Работа над ошибками - Бойко Олег 9 стр.


Там я когда-то работал. В посольстве, которое располагалось на улице Гёрвельсгатан. Но появляться у ворот посольства и даже случайно встречаться с кем-то из бывших коллег я не горел желанием, поэтому ограничился тем, что постоял на пересечении этой улицы и Лагерлёфсгатан, с тоской разглядывая дом, в котором когда-то снимал однокомнатную мансарду, пока однажды не пришлось оттуда съехать, распрощавшись с прежней жизнью.

После, на гудящих от почти трехчасового марш-броска ногах я доковылял до станции Фридхемсплан и, ненадолго устроившись в кресле вагона метро, вернулся по зеленой ветке на три станции назад. Вышел в районе Васастан на станции Оденплан и по-прежнему пешком, не спеша, направился в гости к Ивору и Анике. По пути заглянул в магазин и купил бутылку красного вина, чтобы не приходить с пустыми руками.

Жили они в небольшой двухкомнатной квартирке на Норртуллсгатан, доставшейся Ивору от родителей. Когда я пришел, Хэдлунды оба были дома, Ивор уже вернулся с работы, и встретили меня как родного. Обнимали и целовали. Эти двое действительно были искренне рады меня видеть. Правда, посетовали, что я зря потратился на вино, потому что они сами все купили.

А потом мы долго оживленно разговаривали за ужином. Аника приготовила потрясающие традиционные шведские фрикадельки, которые мы уплетали с картошкой и салатом. Молодые родители, по очереди нянчась с малышом, наперебой рассказывали обо всем, что случилось в их жизни за последние почти полтора года, которые мы не виделись. А потом настала моя очередь рассказывать о себе, и я поведал историю о том, как больше года проработал в Нигерии, уехав туда в составе российской миссии Красного Креста и завершив свое пребывание там, будучи прикомандированным к шведскому корпусу.
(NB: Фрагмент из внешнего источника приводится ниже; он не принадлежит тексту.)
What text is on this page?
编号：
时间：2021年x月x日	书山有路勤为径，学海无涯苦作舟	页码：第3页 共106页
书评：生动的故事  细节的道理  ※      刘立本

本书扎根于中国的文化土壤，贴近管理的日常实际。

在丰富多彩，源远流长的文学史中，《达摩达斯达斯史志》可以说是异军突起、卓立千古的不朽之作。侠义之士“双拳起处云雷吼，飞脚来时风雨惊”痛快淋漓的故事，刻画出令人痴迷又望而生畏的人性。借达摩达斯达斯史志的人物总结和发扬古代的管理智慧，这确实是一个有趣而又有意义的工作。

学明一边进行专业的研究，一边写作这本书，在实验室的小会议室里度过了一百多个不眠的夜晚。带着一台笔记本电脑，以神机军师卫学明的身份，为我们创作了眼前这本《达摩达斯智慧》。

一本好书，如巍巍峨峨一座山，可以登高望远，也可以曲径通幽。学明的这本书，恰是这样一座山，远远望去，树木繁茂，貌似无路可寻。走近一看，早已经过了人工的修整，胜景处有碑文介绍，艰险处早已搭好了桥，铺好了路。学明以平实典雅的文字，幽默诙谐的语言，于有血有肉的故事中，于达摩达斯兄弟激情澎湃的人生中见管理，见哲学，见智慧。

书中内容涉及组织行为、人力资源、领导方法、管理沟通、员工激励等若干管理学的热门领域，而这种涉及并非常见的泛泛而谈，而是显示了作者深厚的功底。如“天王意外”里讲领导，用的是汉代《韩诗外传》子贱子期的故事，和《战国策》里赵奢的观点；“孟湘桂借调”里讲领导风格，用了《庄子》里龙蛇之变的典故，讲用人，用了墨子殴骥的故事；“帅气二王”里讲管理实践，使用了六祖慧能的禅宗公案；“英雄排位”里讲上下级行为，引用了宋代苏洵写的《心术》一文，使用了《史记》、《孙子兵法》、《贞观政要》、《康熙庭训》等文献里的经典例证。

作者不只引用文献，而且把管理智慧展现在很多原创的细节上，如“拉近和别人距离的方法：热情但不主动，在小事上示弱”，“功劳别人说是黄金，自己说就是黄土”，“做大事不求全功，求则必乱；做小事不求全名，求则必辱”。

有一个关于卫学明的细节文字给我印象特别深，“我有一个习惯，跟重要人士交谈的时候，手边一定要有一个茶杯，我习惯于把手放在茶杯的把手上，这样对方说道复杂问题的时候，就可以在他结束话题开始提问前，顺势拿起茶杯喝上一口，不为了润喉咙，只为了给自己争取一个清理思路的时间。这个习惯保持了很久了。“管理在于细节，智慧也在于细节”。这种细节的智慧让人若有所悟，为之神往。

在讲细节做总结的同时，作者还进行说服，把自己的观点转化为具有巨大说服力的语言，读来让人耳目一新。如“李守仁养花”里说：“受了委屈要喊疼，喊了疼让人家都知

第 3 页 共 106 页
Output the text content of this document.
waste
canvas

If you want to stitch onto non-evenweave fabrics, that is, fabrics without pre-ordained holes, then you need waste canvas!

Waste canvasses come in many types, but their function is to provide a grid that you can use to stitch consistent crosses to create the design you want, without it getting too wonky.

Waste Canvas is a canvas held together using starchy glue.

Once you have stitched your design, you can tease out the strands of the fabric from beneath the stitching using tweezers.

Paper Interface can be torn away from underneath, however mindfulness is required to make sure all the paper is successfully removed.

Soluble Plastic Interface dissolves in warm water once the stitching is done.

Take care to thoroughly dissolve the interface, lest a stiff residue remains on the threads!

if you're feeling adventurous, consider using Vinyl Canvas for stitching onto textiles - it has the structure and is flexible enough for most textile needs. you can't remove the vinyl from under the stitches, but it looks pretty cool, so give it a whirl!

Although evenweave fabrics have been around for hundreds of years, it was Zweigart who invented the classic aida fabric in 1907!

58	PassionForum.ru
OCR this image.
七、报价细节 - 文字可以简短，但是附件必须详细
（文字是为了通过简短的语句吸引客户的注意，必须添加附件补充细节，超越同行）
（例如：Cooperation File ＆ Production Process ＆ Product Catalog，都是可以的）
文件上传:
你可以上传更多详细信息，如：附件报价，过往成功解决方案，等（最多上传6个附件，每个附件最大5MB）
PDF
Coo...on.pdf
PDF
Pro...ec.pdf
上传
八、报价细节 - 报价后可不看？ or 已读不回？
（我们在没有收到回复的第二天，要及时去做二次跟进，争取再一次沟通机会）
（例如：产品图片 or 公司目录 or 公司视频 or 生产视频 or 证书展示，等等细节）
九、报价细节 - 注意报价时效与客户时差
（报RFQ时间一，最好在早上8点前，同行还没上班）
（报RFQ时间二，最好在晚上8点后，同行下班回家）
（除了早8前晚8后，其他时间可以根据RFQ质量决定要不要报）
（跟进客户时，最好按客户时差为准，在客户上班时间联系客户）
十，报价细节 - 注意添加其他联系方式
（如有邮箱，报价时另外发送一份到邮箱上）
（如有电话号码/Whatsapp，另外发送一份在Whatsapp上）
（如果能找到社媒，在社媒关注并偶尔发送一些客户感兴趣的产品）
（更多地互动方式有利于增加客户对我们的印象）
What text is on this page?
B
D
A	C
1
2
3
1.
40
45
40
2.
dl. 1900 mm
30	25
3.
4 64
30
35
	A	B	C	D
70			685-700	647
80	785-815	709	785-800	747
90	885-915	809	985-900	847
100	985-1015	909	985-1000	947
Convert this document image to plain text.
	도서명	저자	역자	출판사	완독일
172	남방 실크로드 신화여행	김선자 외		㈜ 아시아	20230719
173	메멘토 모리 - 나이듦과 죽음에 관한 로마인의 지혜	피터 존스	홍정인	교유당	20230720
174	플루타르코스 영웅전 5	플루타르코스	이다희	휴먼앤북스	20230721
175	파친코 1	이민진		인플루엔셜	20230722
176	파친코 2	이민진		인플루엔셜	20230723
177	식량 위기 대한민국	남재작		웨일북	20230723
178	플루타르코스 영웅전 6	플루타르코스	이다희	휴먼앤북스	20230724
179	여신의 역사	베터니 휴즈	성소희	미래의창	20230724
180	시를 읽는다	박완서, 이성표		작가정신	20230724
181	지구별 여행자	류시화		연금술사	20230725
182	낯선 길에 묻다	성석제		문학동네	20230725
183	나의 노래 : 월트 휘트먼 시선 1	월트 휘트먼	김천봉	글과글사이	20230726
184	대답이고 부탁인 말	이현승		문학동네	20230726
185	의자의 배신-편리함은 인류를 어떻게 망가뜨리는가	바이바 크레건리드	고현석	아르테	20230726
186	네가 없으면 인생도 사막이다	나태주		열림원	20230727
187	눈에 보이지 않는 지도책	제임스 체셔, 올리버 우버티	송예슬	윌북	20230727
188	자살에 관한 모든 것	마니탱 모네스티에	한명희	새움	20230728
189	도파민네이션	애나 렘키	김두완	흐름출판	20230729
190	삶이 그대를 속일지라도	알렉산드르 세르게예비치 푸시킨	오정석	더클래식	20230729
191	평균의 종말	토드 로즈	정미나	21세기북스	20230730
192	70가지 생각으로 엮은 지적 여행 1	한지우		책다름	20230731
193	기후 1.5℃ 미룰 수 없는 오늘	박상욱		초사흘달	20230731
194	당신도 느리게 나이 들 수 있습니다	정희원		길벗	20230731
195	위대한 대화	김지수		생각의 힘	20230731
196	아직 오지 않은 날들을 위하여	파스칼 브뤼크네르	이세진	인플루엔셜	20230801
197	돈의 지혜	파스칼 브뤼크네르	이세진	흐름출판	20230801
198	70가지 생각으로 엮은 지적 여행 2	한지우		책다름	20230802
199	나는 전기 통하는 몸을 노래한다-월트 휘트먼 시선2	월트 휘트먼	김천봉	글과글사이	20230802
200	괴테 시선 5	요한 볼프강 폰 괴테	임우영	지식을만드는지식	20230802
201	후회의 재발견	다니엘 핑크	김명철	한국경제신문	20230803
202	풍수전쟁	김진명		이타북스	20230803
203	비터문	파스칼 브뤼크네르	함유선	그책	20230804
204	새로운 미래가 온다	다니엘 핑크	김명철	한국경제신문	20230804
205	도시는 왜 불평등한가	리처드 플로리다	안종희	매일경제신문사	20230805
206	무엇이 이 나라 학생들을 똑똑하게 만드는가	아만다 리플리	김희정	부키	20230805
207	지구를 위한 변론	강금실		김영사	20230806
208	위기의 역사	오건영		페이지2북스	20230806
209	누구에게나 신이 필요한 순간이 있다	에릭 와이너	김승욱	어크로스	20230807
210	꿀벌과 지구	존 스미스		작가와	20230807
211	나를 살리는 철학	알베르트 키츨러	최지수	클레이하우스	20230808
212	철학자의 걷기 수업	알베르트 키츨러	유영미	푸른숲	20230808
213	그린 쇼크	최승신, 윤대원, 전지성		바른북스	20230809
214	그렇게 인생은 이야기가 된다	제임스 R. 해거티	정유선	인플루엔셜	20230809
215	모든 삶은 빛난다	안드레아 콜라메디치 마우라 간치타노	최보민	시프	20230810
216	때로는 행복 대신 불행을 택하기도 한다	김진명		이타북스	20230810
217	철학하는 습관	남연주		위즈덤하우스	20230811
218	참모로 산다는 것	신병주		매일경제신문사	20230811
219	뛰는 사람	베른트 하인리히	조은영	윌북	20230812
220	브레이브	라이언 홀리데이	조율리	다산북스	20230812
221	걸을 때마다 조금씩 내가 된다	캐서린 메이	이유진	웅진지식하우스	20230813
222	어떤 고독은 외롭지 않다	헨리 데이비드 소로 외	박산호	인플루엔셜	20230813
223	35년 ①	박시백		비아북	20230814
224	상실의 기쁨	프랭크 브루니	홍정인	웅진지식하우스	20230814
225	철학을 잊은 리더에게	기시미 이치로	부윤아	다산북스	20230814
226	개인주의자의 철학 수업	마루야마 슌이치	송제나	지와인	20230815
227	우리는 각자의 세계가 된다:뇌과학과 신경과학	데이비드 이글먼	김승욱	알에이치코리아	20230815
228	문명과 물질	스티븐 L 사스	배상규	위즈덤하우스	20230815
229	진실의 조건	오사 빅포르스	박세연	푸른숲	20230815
Обе бутылки вина, и ту, что приготовили они, и ту, которую принес я, мы приговорили на двоих с Ивором, потому что Аника кормила их маленькую дочь грудью, и ей нельзя было пить. Потом, когда малышка Свеа уже спала в своей кроватке, а мы в полголоса продолжали общаться, настало время десерта – шоколадного торта, который Аника испекла сама. И это было просто потрясающим завершением столь приятного вечера в компании людей, которых смело можно было назвать своими друзьями.

Но я не мог не попытать счастья в своем вопросе, с которым, собственно, и приехал в Стокгольм. Поэтому спросил у Ивора:

– Слушай, ты случайно не знаешь парня по имени Андерс Хольм?

– Нет, не припомню такого… – ответил он и слегка окосевшим взглядом посмотрел на супругу. – А ты?

Забавно было наблюдать за этой парочкой. Он – худой и высокий, с перманентной щетиной на впалых щеках, в круглых очках и с длинными прямыми волосами до плеч, чем очень сильно напоминал Джона Леннона. Немного медлительный, словно сонный, но это только с виду. Внутри у этого парня, я знал, был заведенный и работающий на максимальных оборотах мотор. Она – наоборот, невысокая и чуть полноватая, но не потерявшая форму, улыбчивая и активная девушка, которая всегда, везде и все успевала, а также в любой момент была готова взяться за что-нибудь еще.

– Дай подумать, Андерс Хольм… Что-то знакомое… Имя точно слышала, но не могу вспомнить…

– Он – репортер-фрилансер… – уточнил я. – Но, когда я последний раз видел его в Нигерии, он работал на «Свенска Дагбладет».

– Точно! – Аника хлопнула себя ладонью по лбу. – Это парень, что лезет под пули в разных горячих точках!

– Да, он самый. В общем, я потерял его номер и подумал, что, может быть, вы его знаете. Нет?

Ивор и Аника в ответ с сожалением покачали головами.

– А кого-нибудь из «Свенска Дагбладет»? Ну, кто мог бы помочь найти этого парня…

– Я с ними никогда не работала… – ответила Аника.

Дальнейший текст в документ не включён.